Coke Zero would like to name the Monday after Super Bowl Sunday Magnificent Monday, according to a company release. “Coke Zero believes that people can more thoroughly enjoy the big game knowing they have Magnificent Monday off,” a press release notes. “This holiday is essentially already happening, but Coke Zero is leading the charge to make it official.” And what could be more important to our national wellbeing than making sure that people are thoroughly enjoying the big game?
In keeping with the social underpinning to the modern Super Bowl, the ever-so-slightly tongue-in-cheek digital campaign is inviting citizens to tweet ideas on how to make Magnificent Monday a reality with the Twitter hashtag #magmonday. Next thing you know, this is going to come up at one of the seven quadrillion Republican debates.
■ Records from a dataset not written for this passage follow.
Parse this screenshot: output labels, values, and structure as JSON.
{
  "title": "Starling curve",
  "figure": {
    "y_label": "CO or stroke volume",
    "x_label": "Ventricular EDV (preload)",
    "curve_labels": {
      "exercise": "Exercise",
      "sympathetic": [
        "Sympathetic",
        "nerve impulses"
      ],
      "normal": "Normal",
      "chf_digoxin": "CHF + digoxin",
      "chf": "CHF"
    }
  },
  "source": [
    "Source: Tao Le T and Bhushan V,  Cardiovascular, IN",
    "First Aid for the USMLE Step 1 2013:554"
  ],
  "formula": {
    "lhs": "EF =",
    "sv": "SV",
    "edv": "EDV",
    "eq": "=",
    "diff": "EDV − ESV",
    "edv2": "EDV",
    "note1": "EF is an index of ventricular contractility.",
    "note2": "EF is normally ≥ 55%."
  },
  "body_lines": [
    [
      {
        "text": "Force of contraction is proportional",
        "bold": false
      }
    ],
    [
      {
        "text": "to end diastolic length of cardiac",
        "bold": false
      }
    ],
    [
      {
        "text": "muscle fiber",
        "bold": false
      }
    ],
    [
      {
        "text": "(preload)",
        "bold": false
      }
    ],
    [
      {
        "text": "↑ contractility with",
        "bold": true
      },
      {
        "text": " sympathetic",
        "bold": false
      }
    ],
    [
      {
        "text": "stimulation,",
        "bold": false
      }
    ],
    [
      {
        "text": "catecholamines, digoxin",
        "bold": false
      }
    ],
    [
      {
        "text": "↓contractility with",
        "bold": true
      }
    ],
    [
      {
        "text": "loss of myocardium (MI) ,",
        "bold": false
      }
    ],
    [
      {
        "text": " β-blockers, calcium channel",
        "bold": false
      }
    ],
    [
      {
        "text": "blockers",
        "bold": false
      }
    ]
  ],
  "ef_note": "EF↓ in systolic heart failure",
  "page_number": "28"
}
There are currently 10 federal U.S. holidays, in case you were wondering: New Year’s Day, Martin Luther King Day, Presidents Day, Memorial Day, Independence Day, Labor Day, Columbus Day, Veterans Day, Thanksgiving Day, and Christmas Day. So good luck, Coke Zero! We salute you on your effort to give sports fans — and everyone else — a day off to celebrate (or mourn — or just run a few errands) as the case may be.